Bisognava quindi analizzare con cura le 21 tavole, una per ciascuna lettera dell’alfabeto italiano, ognuna delle quali copre due pagine, tenendo presente che ogni tavola contiene le stesse 60 immagini, mescolate in modi sempre diversi, suddivise in quattro riquadri di 15 figure ciascuno.
Va anche tenuto conto del fatto che l'alfabeto usato da Andrea Ghisi include la K ma manca la U. L’ordine delle lettere (e dunque delle tavole) è quindi il seguente: A, B, C, D, E, F, G, H, I, K, L, M, N, O, P, Q, R, S, T, V, Z.


Pagina A di partenza, i numeri associati alle figure e divisione in "quartieri" o riquadri 

Un lavoro ciclopico se applicato appunto a 1260 xilografie?
Resta però da considerare il fatto che più di 1000 di esse sono puri riempitivi, disposte alla rinfusa solo per rendere molto difficile l’analisi del gioco da parte di chi vi ricercava un unico ordine complessivo e che le xilografie diverse e da indovinare sono molto meno cioè 60!
Con l'aiuto del computer il lavoro è stato fatto e Tomatis è riuscito a individuare esattamente la struttura iconografica del Laberinto.
Tomatis inizia con l'isolare le componenti ed elaborarle in un modello astratto, associando a ogni immagine un numero da 1 a 60.
Ogni tavola diventa così una griglia numerica, una traduzione che semplifica enormemente la conversione del libro in linguaggio informatico.
E poiché ognuna delle 21 tavole è diversa dall’altra, l’intero libro non è che una gigantesca matrice numerica misteriosa. 
Il libro ne dà una descrizione molto accurata (qui una copia in .pdf) mentre io mi soffermerò solo sull'analisi del grafo.

Partendo dal presupposto che ciascuna delle 60 figure è raggiungibile attraverso un singolo percorso: analizzandoli tutti, si può risalire al metodo usato da Ghisi per dare forma al suo labirinto. 
Poiché per indovinare ogni figura è sufficiente consultare 3 tavole, ogni percorso può essere descritto con le 3 lettere che le identificano.
I passaggi sono così esplicati e le 21 tavole possono dunque essere suddivise in tre gruppi, a seconda della posizione occupata nei 60 percorsi:
1) il gioco inizia dalla tavola A, che contiene tutte le 60 xilografie diverse, quindi tutti i percorsi avranno la A come prima lettera. 
2) poiché all’inizio di ciascun riquadro della tavola A compaiono la Malinconia (Riq.I), Rinaldo (Riq.II), il Girasole (Riq.III) e il Bullo (Riq.
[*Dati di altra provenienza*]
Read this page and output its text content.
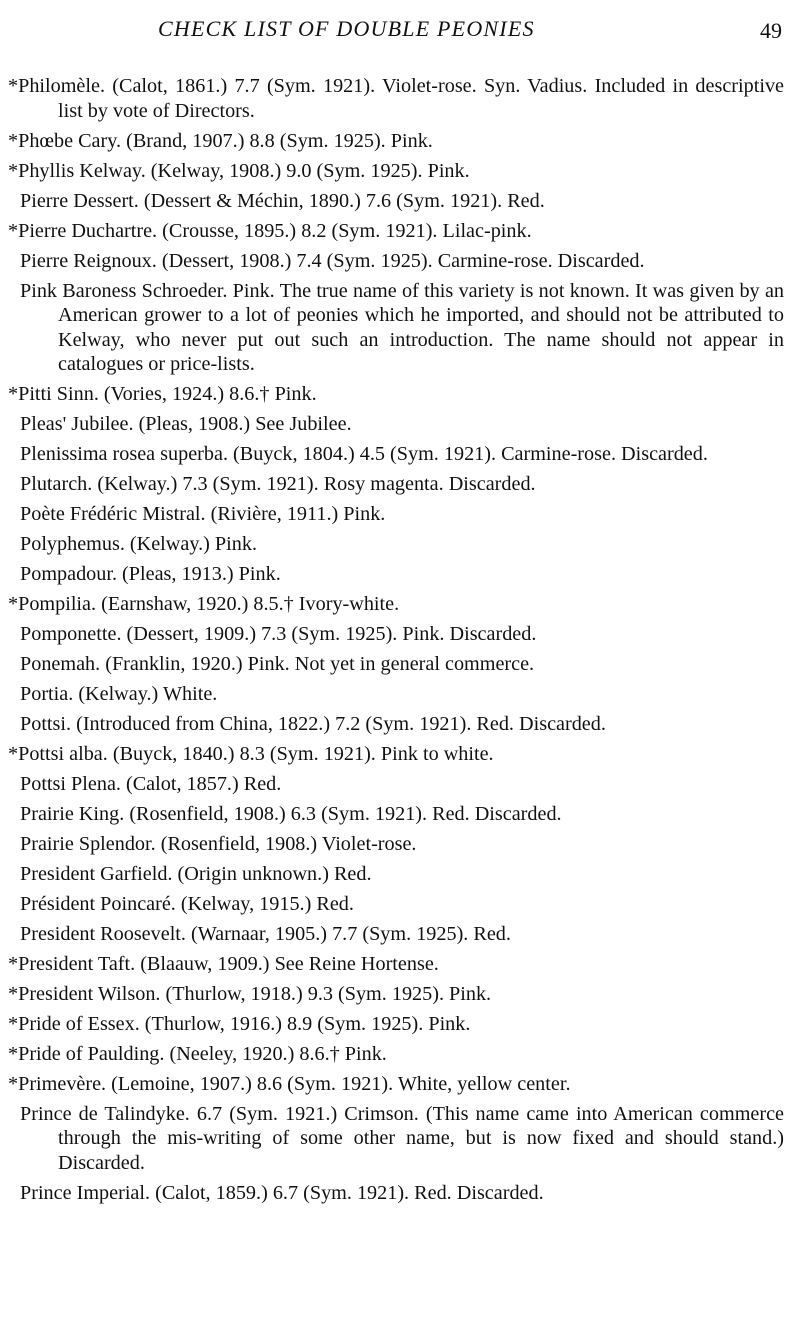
CHECK LIST OF DOUBLE PEONIES	49

*Philomèle. (Calot, 1861.) 7.7 (Sym. 1921). Violet-rose. Syn. Vadius. Included in descriptive list by vote of Directors.

*Phœbe Cary. (Brand, 1907.) 8.8 (Sym. 1925). Pink.

*Phyllis Kelway. (Kelway, 1908.) 9.0 (Sym. 1925). Pink.

Pierre Dessert. (Dessert & Méchin, 1890.) 7.6 (Sym. 1921). Red.

*Pierre Duchartre. (Crousse, 1895.) 8.2 (Sym. 1921). Lilac-pink.

Pierre Reignoux. (Dessert, 1908.) 7.4 (Sym. 1925). Carmine-rose. Discarded.

Pink Baroness Schroeder. Pink. The true name of this variety is not known. It was given by an American grower to a lot of peonies which he imported, and should not be attributed to Kelway, who never put out such an introduction. The name should not appear in catalogues or price-lists.

*Pitti Sinn. (Vories, 1924.) 8.6.† Pink.

Pleas' Jubilee. (Pleas, 1908.) See Jubilee.

Plenissima rosea superba. (Buyck, 1804.) 4.5 (Sym. 1921). Carmine-rose. Discarded.

Plutarch. (Kelway.) 7.3 (Sym. 1921). Rosy magenta. Discarded.

Poète Frédéric Mistral. (Rivière, 1911.) Pink.

Polyphemus. (Kelway.) Pink.

Pompadour. (Pleas, 1913.) Pink.

*Pompilia. (Earnshaw, 1920.) 8.5.† Ivory-white.

Pomponette. (Dessert, 1909.) 7.3 (Sym. 1925). Pink. Discarded.

Ponemah. (Franklin, 1920.) Pink. Not yet in general commerce.

Portia. (Kelway.) White.

Pottsi. (Introduced from China, 1822.) 7.2 (Sym. 1921). Red. Discarded.

*Pottsi alba. (Buyck, 1840.) 8.3 (Sym. 1921). Pink to white.

Pottsi Plena. (Calot, 1857.) Red.

Prairie King. (Rosenfield, 1908.) 6.3 (Sym. 1921). Red. Discarded.

Prairie Splendor. (Rosenfield, 1908.) Violet-rose.

President Garfield. (Origin unknown.) Red.

Président Poincaré. (Kelway, 1915.) Red.

President Roosevelt. (Warnaar, 1905.) 7.7 (Sym. 1925). Red.

*President Taft. (Blaauw, 1909.) See Reine Hortense.

*President Wilson. (Thurlow, 1918.) 9.3 (Sym. 1925). Pink.

*Pride of Essex. (Thurlow, 1916.) 8.9 (Sym. 1925). Pink.

*Pride of Paulding. (Neeley, 1920.) 8.6.† Pink.

*Primevère. (Lemoine, 1907.) 8.6 (Sym. 1921). White, yellow center.

Prince de Talindyke. 6.7 (Sym. 1921.) Crimson. (This name came into American commerce through the mis-writing of some other name, but is now fixed and should stand.) Discarded.

Prince Imperial. (Calot, 1859.) 6.7 (Sym. 1921). Red. Discarded.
IV), la seconda lettera di ciascun percorso potrà essere soltanto una tra le seguenti: M, R, G o B.
3) analizzando separatamente le tavole B, G, M e R si individua una regola interessante: per come sono disposte le figure, nessun percorso torna su una tavola già visitata in precedenza. Al contrario, tutti i percorsi conducono da una tavola a un’altra che si trova in posizione successiva nell’alfabeto.




Prendendo nota dei 60 percorsi e mettendoli in ordine alfabetico, il risultato mostra un certo grado di ordine:




Se scegliessimo per esempio come figura il Tamburo:
1) partiremmo ovviamente dalla tavola A
2) trovandosi nel IV riquadro che inizia con la xilografia del Bullo si passerebbe alla tavola B
3) da questa si passerebbe alla tavola E essendo la xilografia dell'Edificio la prima del I riquadro in cui compare il tamburo
4) infine nella tavola E il Tamburo compare nel IV riquadro e qui si osserva che l’iniziale della prima figura del riquadro indicato nell’esempio è la lettera D di Dante. 
Iniziando a contare dalla prima immagine (pronunciando mentalmente la lettera A, poi B poi C fino alla D che corrisponde proprio al Tamburo scelto.
Quindi il percorso che conduce al Tamburo può essere individuato dalla sequenza ABE4.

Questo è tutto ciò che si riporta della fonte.